Man weiß heute, dass es
bereits zur Zeit der hier beschriebenen Räuber und Verbrecher ein
ganz Mitteleuropa überziehendes Netz von hauptberuflichen Mördern,
Räuber und Dieben gab. Alle zwei Jahre fand ein „Räuberkongress“
statt, so z.b. 1799 in Schupbach/Lahn, auf den alle „namhaften“
Räuber und Berufsverbrecher eingeladen wurden. Dort wurden
bedeutende Überfälle im westlichen Deutschland für mehrere Jahre
im voraus geplant. Seit dem dreißigjährigen Krieg hat das
Räuberunwesen Südwestdeutschland und vor allem die Pfalz fast
ununterbrochen geplagt. Ein 1739 zu Trarbach hingerichteter Räuber
konnte „33 Mitglieder einer diesseits Rhein und Mosel auf dem Hunds
– Rück herumvagierenden Räuber und Mörder und Diebesbande“
denunzieren. In Trier registrierte man eine aus 30 Personen
bestehende Bande. Im Amt Bernkastel wurde 1766 eine aus 35 Personen
bestehende, vagierende Diebesbande festgestellt. Um 1780 ist die Rede
von einer solchen, die sich im Hochwald Gebiet angesammelt hatte.
In der Nacht vom 6. auf
den 7. April 1777 überfiel die bereits erwähnte Hannikel Bande das
Haus des Liebmann Levi zu Marienthal (Donnersbergkreis). Die Bauern
eilten dem Juden zu Hilfe und vertrieben die Räuber.
Dieses Räuberunwesen
wurde vielfach verklärt und vor allem durch den Schinderhannesmythos
wurde ein lokalpatriotischer Romantizismus in die Welt gesetzt, der
mit der damaligen Realität nichts gemeinsam hatte.
Um der damaligen Zeit
gerecht zu werden, muss man die Zeitspanne von etwa 1550 bis 1870 und
die politischen Auseinandersetzungen jener Zeit in Betracht ziehen:
die Bauernkriege, das Zeitalter der konfessionellen Gegensätze, mit
dem Höhepunkt des dreißigjährigen Krieges, die Expansionskriege
Ludwig XIV, insbesondere der pfälzische Erbfolgekrieg, bis hin zur
französischen Revolution Ende des 18. Jahrhunderts. Solche
Krisenzeiten hatten eine Verelendung der Bevölkerung zu Folge.
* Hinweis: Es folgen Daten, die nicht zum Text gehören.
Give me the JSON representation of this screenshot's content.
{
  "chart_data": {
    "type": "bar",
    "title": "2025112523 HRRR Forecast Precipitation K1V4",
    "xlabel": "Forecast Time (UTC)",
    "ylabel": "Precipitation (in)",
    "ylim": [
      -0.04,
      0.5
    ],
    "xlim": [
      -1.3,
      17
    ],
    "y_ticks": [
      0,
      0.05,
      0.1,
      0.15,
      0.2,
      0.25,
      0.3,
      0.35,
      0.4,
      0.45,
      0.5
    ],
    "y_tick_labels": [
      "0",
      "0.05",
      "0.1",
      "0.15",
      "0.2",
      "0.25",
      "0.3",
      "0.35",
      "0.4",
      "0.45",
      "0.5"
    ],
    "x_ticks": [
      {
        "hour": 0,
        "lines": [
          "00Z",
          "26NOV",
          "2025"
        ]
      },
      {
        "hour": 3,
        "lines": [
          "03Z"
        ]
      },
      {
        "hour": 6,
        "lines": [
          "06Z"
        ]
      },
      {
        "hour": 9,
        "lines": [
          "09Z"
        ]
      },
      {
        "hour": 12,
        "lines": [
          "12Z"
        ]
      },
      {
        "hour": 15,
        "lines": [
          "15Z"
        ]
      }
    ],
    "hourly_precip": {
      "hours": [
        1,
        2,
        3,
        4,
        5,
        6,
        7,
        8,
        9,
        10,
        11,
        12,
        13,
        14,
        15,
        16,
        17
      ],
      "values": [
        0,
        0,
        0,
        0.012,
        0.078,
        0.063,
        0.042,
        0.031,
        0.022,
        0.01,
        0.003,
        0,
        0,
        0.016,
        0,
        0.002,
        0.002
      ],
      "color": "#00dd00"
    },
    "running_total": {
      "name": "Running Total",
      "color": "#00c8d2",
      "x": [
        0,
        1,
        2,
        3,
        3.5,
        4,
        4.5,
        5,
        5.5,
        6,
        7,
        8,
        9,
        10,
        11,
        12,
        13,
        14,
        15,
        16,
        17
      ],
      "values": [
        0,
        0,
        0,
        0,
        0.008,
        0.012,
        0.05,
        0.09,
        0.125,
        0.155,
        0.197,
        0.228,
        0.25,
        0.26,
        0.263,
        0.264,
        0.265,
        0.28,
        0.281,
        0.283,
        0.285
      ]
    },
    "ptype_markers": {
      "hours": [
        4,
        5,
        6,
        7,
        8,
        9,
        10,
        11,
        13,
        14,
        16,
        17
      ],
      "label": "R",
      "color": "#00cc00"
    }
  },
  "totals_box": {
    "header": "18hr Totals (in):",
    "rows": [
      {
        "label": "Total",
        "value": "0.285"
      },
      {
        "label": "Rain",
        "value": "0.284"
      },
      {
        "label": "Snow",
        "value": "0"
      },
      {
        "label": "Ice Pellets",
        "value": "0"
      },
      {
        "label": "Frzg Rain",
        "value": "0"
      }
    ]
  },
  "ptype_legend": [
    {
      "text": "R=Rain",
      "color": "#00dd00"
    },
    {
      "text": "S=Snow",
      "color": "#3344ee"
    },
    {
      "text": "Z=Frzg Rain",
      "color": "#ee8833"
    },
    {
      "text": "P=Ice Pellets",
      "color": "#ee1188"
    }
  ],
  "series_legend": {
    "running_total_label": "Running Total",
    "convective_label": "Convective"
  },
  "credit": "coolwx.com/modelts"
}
Schließlich war der pfälzische Raum, vor allem der Pfälzerwald,
wegen seiner Unwegsamkeit und tiefen Wäldern, seiner territorialen
Zersplitterung sowie der Grenznähe zum französischen Gebiet, ein
sehr geeignetes Ausweichareal für Räuber und Räuberbanden.
hukwa
Lit. Hinweise:
Erich Renner - Zur Geschichte und
Beheimatung der Pfälzer Zigeuner;
Pfälzer Heimat - Heft 3. Sept. 1988
Hermann Arnold - Der
Schinderhannesmythos; Pfälzer Heimat; Heft 2; 1985;
Gustav Freytag - Bilder aus der
deutschen Vergangenheit;
Hermann Arnold - Das Vagantenunwesen in
der Pfalz während des 18. Jahrhunderts.
Mark Scheibe - Die Strafjustiz in Mainz
und Frankfurt/M. 1796-1803;
Forschungsportal Schinderhannes -
Schinderhannes -Forschung nach einem Forschungsprojekt an der
Johannes Gutenberg Universität Mainz, Stand. 2009;
Heinz Friedel - Der Hammelhannes;
Heimatbuch des Landkreises Kaiserslautern;
Karl Vogt - Das fahrende Volk in der
Pfalz; Würzburg 1921
Th. Zink - Hungersnot im Kanton
Bergzabern;
Gerold Scheuermann - Banden im
Pfälzerwald; Heimatjahrbuch des Landkreises Kaiserslautern; 1990.